Hope’s onboard  hero, the dashing air steward, helped us off the plane only to find that the push chair was miles away the other side of customs … he wasn’t allowed to come with us so carrying the two rucksacks on my back, passports and security forms in my teeth and Hope squirming under my arm we made our way to customs. Queue … hour long queue … aaaggghhhhh by the time we reached the man and had to do hand scans (both hands) and retina scan and so on we were both fairly fractious and then we had to hunt for the push chair which I had to open holding Hope and everything else … nobody helped… then I put the bag on the back of the push chair, a major error as it flipped over, thankfully at that point I was still holding Hope … so put everything on the floor and strapped her into the chair (amidst howls of rage) and manged to get everything else onto my back … literally pouring with sweat I found my huge case but couldn’t find Hope’s … it had been taken off the conveyor belt and was in a different bit of the hall. Sweaty sigh …

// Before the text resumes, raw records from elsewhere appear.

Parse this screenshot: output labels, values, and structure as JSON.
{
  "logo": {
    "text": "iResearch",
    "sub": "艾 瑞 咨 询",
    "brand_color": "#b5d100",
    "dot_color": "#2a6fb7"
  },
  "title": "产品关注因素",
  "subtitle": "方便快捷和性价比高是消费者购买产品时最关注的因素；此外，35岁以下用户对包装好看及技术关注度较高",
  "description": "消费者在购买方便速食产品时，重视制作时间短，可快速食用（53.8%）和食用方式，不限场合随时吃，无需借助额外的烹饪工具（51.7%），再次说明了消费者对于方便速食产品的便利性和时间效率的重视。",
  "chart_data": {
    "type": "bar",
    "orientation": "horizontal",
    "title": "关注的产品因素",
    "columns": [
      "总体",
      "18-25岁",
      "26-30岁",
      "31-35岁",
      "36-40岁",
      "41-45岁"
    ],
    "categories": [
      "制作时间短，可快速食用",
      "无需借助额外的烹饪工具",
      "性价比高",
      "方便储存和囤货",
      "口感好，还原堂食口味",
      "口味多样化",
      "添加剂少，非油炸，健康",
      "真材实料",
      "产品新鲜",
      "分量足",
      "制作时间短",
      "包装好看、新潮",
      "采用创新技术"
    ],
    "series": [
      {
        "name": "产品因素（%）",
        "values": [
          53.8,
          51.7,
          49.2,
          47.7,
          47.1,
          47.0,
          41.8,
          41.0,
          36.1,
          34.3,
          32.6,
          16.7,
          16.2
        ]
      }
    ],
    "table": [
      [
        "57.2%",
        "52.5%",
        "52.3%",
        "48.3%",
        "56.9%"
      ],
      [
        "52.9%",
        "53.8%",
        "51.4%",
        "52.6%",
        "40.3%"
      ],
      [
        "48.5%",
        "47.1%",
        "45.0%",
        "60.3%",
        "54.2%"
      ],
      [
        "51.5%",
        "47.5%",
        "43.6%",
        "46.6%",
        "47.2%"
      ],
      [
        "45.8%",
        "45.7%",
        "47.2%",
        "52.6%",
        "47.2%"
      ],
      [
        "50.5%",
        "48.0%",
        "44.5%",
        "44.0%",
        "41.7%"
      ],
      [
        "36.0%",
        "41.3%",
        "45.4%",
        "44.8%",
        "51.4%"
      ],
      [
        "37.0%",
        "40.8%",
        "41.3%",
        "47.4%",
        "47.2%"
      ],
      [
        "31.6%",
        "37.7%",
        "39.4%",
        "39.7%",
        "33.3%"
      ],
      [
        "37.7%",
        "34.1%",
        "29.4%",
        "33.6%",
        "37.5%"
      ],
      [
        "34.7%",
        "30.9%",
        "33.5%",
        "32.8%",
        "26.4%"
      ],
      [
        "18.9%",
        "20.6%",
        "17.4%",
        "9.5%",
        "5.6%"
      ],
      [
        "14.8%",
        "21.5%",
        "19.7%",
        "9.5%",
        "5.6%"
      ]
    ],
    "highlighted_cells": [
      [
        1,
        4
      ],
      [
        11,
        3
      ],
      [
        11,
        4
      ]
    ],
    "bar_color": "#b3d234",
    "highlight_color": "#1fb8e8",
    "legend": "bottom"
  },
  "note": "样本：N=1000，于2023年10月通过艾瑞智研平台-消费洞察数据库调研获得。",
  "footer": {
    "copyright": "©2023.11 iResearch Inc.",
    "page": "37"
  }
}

In the end a bloke appeared and offered to help, I paid him a very well earnt $10 and he got us through the next round of security checks and out into the clammy hot night and the welcoming arms of wonderful Godmother Clare (the glamorous one). I don’t think I’ve ever been so pleased to see someone… she whisked us off with her customary grace and decisive charm to the waiting SUV which she’d hired to put all our stuff in … and then everything went briefly pear-shaped as neither of us had a clue how to fix the ISOfix baby seat into the car. They wouldn’t show her at the hire place for ‘insurance’ reasons… it took two grow’d up women and a howling small person nearly half an hour to work it out by which time all 3 of us had lost all cool and were drenched…

however, we got there in the end and an hour later I was sitting beside a swimming pool in the warm night listening to the crickets with a glass of wine and Hope was back to her beaming self… and then, as Zebedee would have said, “time for bed” over 30 hours since we’d left our comfy bed at Granby’s house.

We both slept for 6 hours and then the sunshine and the lure of the swimming pool (before 8am on a sunny Orange County Saturday) was too much and jumped in and had a happy skinny dip just because I could and then had a proper little swim with both of my California girls.

Our adventure had well and truly started.